Akrobaten und Zauberer: Obwohl unbedarfte Zuschauer beide Bühnenkünstler allzu oft verwechseln, ist ihre Kunst doch sehr unterschiedlich. Akrobatik beruht letztlich auf Geschicklichkeit, artistisch-sportlicher Körperbeherrschung, Bühnenmagie basiert dagegen auf kunstvollen Illusionen. Das, so meint mein Freund, hat Auswirkungen darauf, wie beide Darstellergruppen mit ihren Kunststücken umgehen. Für Akrobaten gehört es einfach dazu, ihre „Tricks“ miteinander frei auszutauschen, Bühnenmagier dagegen hüten ihre Geheimnisse, geben sie eher ungern preis, verkaufen sie im Zweifelsfall höchstens. Und obwohl sie bei Veranstaltungen oft miteinander (oder besser nacheinander) auftreten, beäugten sich beide Gruppen kritisch.

Vielleicht ist diese Darstellung etwas zu binär-dualistisch und das mag wohl auch darin begründet sein, dass mein Freund nicht nur Akrobat, sondern auch Informatiker ist und stark der Share-Economie zuneigt. Allerdings ist die Argumentation bis zu einem gewissen Grade durchaus logisch und schlüssig: Was ist schon dabei für eine Körperkünstler, anderen zu zeigen, wie man die quirligen Balltrick-Lichteffekte mit den Diabolos, Leuchtkegeln oder Fackeln hinbekommt?
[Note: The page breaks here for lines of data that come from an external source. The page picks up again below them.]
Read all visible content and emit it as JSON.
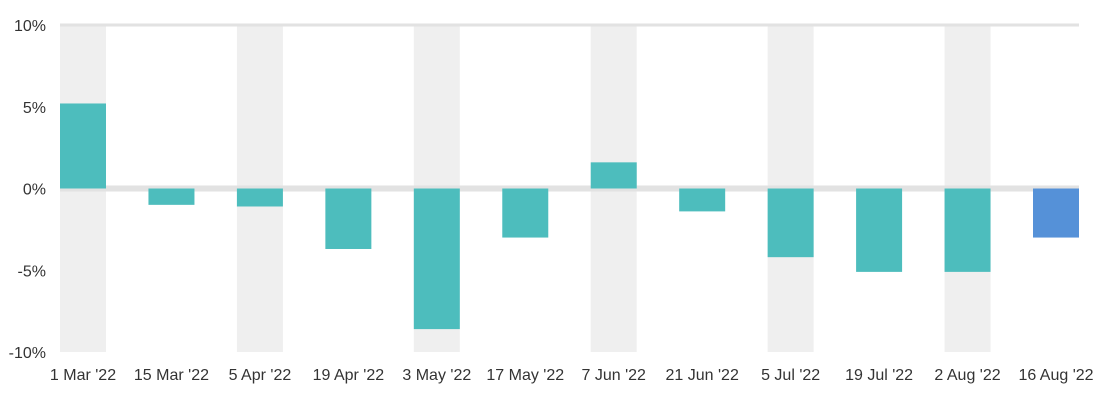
{
  "chart_data": {
    "type": "bar",
    "categories": [
      "1 Mar '22",
      "15 Mar '22",
      "5 Apr '22",
      "19 Apr '22",
      "3 May '22",
      "17 May '22",
      "7 Jun '22",
      "21 Jun '22",
      "5 Jul '22",
      "19 Jul '22",
      "2 Aug '22",
      "16 Aug '22"
    ],
    "values": [
      5.2,
      -1.0,
      -1.1,
      -3.7,
      -8.6,
      -3.0,
      1.6,
      -1.4,
      -4.2,
      -5.1,
      -5.1,
      -3.0
    ],
    "ylim": [
      -10,
      10
    ],
    "yticks": [
      10,
      5,
      0,
      -5,
      -10
    ],
    "ytick_labels": [
      "10%",
      "5%",
      "0%",
      "-5%",
      "-10%"
    ],
    "title": "",
    "xlabel": "",
    "ylabel": "",
    "grid": true,
    "legend": "none",
    "colors": {
      "bar": "#4dbdbd",
      "bar_highlight": "#5591d8",
      "column_band": "#efefef",
      "zero_line": "#e2e2e2",
      "top_line": "#e2e2e2"
    },
    "highlight_index": 11
  }
}
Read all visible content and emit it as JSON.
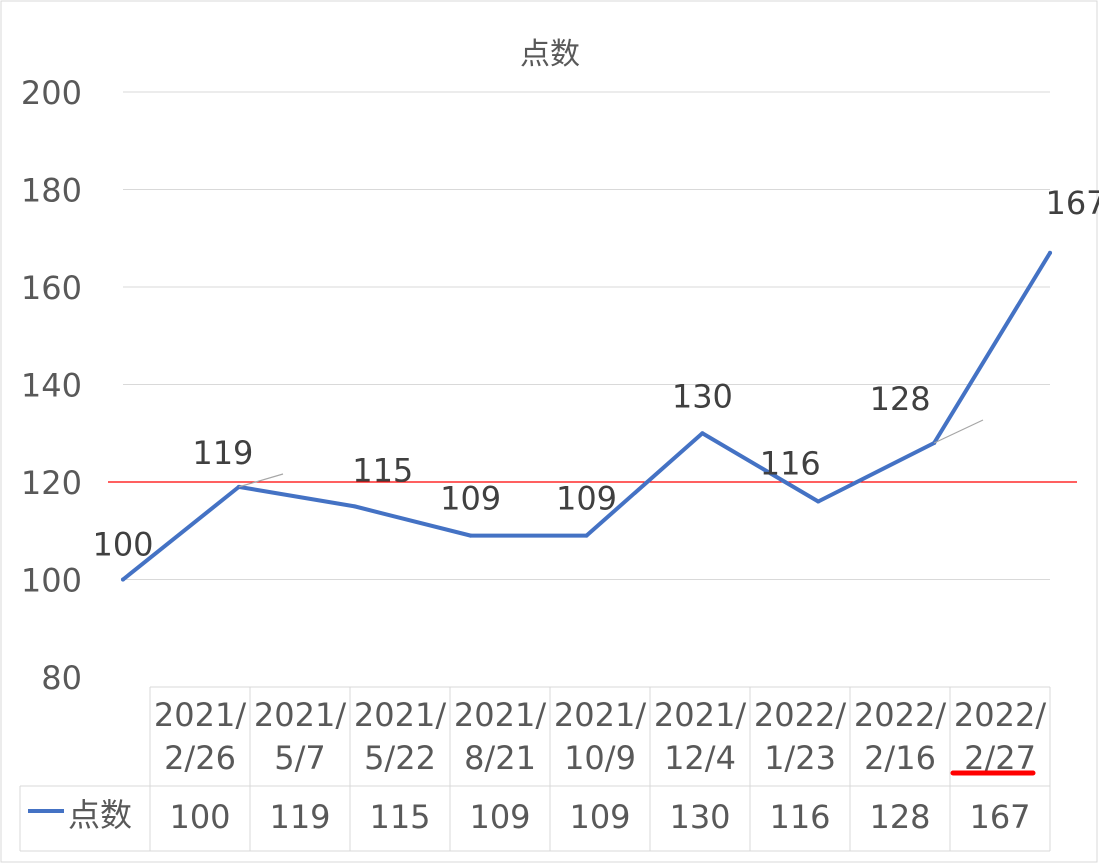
{
  "chart_data": {
    "type": "line",
    "title": "点数",
    "categories": [
      [
        "2021/",
        "2/26"
      ],
      [
        "2021/",
        "5/7"
      ],
      [
        "2021/",
        "5/22"
      ],
      [
        "2021/",
        "8/21"
      ],
      [
        "2021/",
        "10/9"
      ],
      [
        "2021/",
        "12/4"
      ],
      [
        "2022/",
        "1/23"
      ],
      [
        "2022/",
        "2/16"
      ],
      [
        "2022/",
        "2/27"
      ]
    ],
    "series": [
      {
        "name": "点数",
        "values": [
          100,
          119,
          115,
          109,
          109,
          130,
          116,
          128,
          167
        ],
        "color": "#4472C4"
      }
    ],
    "ylim": [
      80,
      200
    ],
    "yticks": [
      80,
      100,
      120,
      140,
      160,
      180,
      200
    ],
    "grid": true,
    "reference_line": {
      "value": 120,
      "color": "#FF0000"
    },
    "highlight_category_index": 8,
    "highlight_color": "#FF0000",
    "data_table": true
  }
}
Die eigentlich Akrobatengemeinschaft kommt doch gerade dadurch zustande, dass man einander hilft, sich gegenseitig beibringt, wie es funktioniert, damit Bälle, Teller und Tassen aller Physik zum Trotz doch in der Luft bleiben.

Magier dagegen sind im direkten Vergleich mit Akrobaten, die meist in Rudeln auftreten, eher Einzeldarsteller – eben ein Meister und dann und wann nur Assistenten. Hier gibt es eine klare Hierarchie zwischen Eingeweihten und Unwissenden. Das muss auch so sein: Wenn ein Magier all seine Geheimnisse preisgeben würde, würde er die Aura des Numinosen, die zu seiner Rolle fest dazugehört, wegwerfen und sich völlig zu einem Trickbetrüger entzaubern. Diese gewisse Geheimniskrämerei führe sogar dazu, dass Bühnenzauberer sich gegenseitig kritisch beäugen, zueinander in Konkurrenz stehen – meint zumindest mein Freund, der Akrobat.

Die reine Technik jedoch, die beide Darstellertypen verwenden, ähnelt sich sehr – denn auch Bühnenzauberer benötigen zur Ausübung ihrer Kunst Körperbeherrschung: Fingerfertigkeit, Balance und Geschicklichkeit – ohne lässt sich der einfachste Kartentrick nicht bewerkstelligen. Umgekehrt wäre ohne jegliche Aha-Effekte auch ein Akrobat für die Zuschauer nicht besonders aufregend. Artistische Leuchtspiele benutzen die gleichen physikalischen und chemischen Rezepte wie die Tricks der Magier, die gleiche Bühnentechnik. Nur die Schwerpunkte und das Selbstverständnis sind jeweils ein anderes. Letztlich sind es soziale Rollen, die zu wahren sind: „spielerisches Teilen in Freiheit“ und „persönliche Mystik“.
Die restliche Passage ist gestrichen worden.